L’Eglise fait de la résistance pour des raisons juridiques, mais aussi théologiques. Pour elle, le baptême est un acte sacré et la «débaptisation» un péché voisin de celui de l’apostasie, c’est-à-dire du renoncement à sa foi. De son point de vue, on ne peut pas annuler un sacrement, l’effacer, le supprimer. Celui-ci crée une marque spirituelle indélébile. C’est une action de Dieu que l’homme ne peut ni modifier, ni contrarier.

On ne peut renier un sacrement: une personne divorcée demeure mariée aux yeux de l’Eglise si elle a été mariée religieusement. Un prêtre marié, et relevé de ses fonctions, demeure lui aussi prêtre. Et s’il venait à l’esprit d’un «débaptisé» de revenir sur sa décision et de rentrer à nouveau dans le giron de l’Eglise, il n’aurait pas à se faire re-baptiser.

La «débaptisation» est un phénomène qui s’étend en Italie (3.000 demandes en 2007, à l’initiative d’un actif mouvement pour la libre-pensée), en Espagne, en Belgique, en Suisse, au Canada. En Allemagne, on enregistre plutôt les «sorties d’Eglises», qui se manifestent par le refus de payer l’impôt destiné à l’Eglise catholique ou à l’Eglise protestante (kirchensteuer). Ces sorties d’Eglise augmentent d’année en année.

En France, une première campagne de «débaptisations» s’était produite en 1996 à l’occasion de la visite à Reims du pape Jean Paul II, venu commémorer le 1.500e anniversaire du baptême du roi Clovis et rappeler la vocation de la France à demeurer la «fille aînée de l’Eglise». En 1980, lors de sa première visite en France, il avait lancé cette appel: «France, qu’as-tu fait des promesses de ton baptême?».

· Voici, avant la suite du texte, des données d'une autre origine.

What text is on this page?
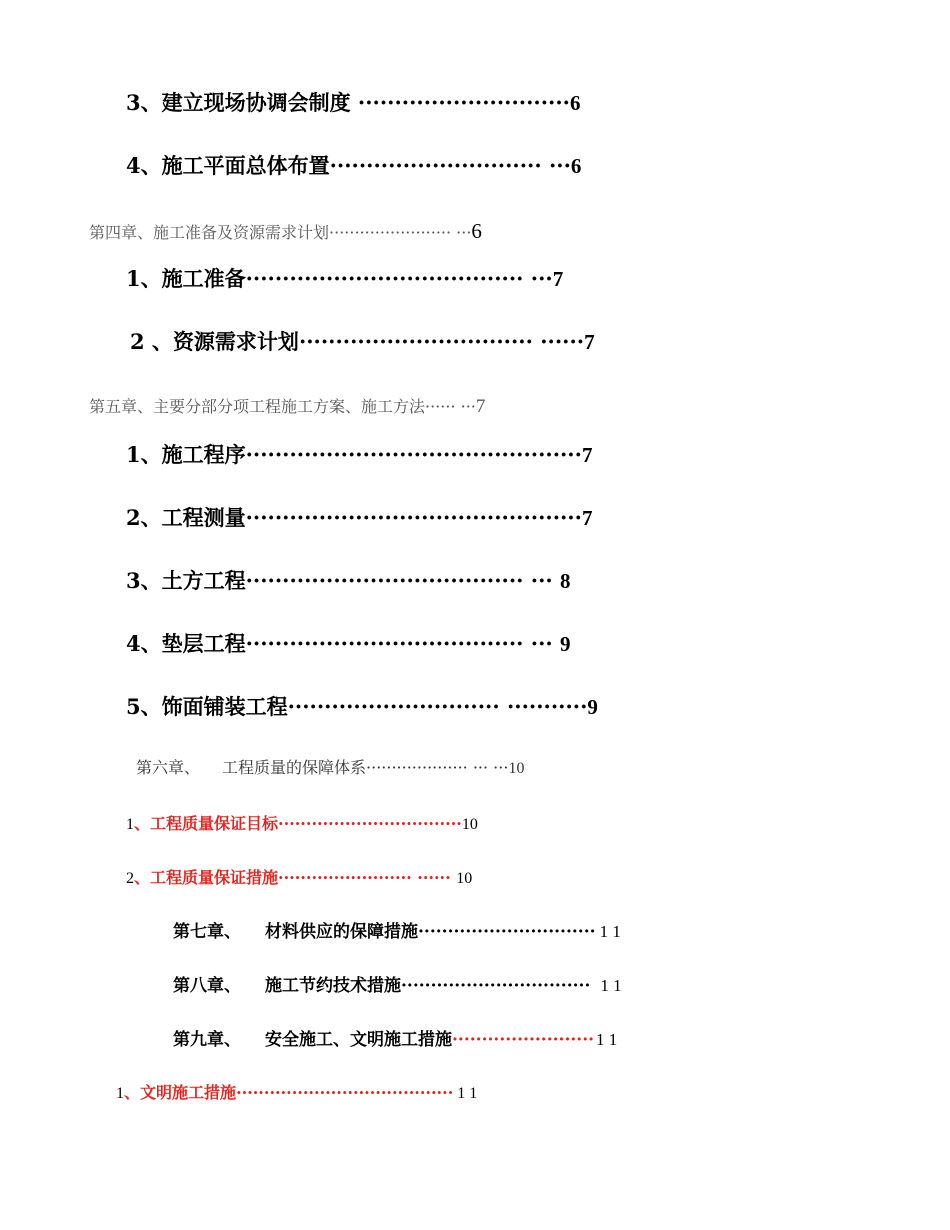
3、建立现场协调会制度 ·····························6
4、施工平面总体布置····························· ···6
第四章、施工准备及资源需求计划························ ···6
1、施工准备······································ ···7
2 、资源需求计划································ ······7
第五章、主要分部分项工程施工方案、施工方法······ ···7
1、施工程序··············································7
2、工程测量··············································7
3、土方工程······································ ··· 8
4、垫层工程······································ ··· 9
5、饰面铺装工程····························· ···········9
第六章、 工程质量的保障体系···················· ··· ···10
1、工程质量保证目标·································10
2、工程质量保证措施························ ······ 10
第七章、 材料供应的保障措施······························ 1 1
第八章、 施工节约技术措施································ 1 1
第九章、 安全施工、文明施工措施························ 1 1
1、文明施工措施······································· 1 1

Une nouvelle vague de «débaptisations» a suivi, en 2009, toute une série de décisions malencontreuses prises au sommet de l’Eglise et controversées dans le milieu catholique lui-même: levée, par Benoît XVI, de l’excommunication d’évêques intégristes, dont l’un s’est révélé comme un négationniste de la shoah; déclaration du pape contre le rôle du préservatif dans la prévention du sida lors d’un voyage en Afrique; excommunication au Brésil de médecins qui avaient mis fin à la grossesse d’une fillette violée par son beau-père et elle aussi excommuniée, ainsi que sa mère. La révélation dans de nombreux pays (Irlande, Allemagne, Belgique, Pays-Bas, Australie, Etats-Unis) de scandales d’abus sexuels commis par des prêtres pédophiles a aussi provoqué la colère et accru les demandes de «débaptisation».

Des formules-types de demande sont mises à disposition par des associations de libre-penseurs ou glanées sur Internet. Dans un diocèse comme celui de Lyon, il arrive chaque semaine au moins une demande de «débaptisation». Dans les diocèses belges, à la suite des affaires de pédophiles de religieux et de prêtres, le nombre des demandes de «débaptisation» a récemment flambé: 2.136 en 2010 pour la seule ville d'Anvers.

Longtemps sous-estimées, ces affaires de demandes de radiation des listes de baptême sont désormais prises au sérieux au sommet de l’Eglise catholique. Le jugement de la cour d’appel de Caen pourrait mettre fin aux espoirs de ceux qui rêvent de voir un jour leur nom rayé d’un registre de baptême ou, au contraire, en cas de confirmation du premier jugement, de provoquer une contagion.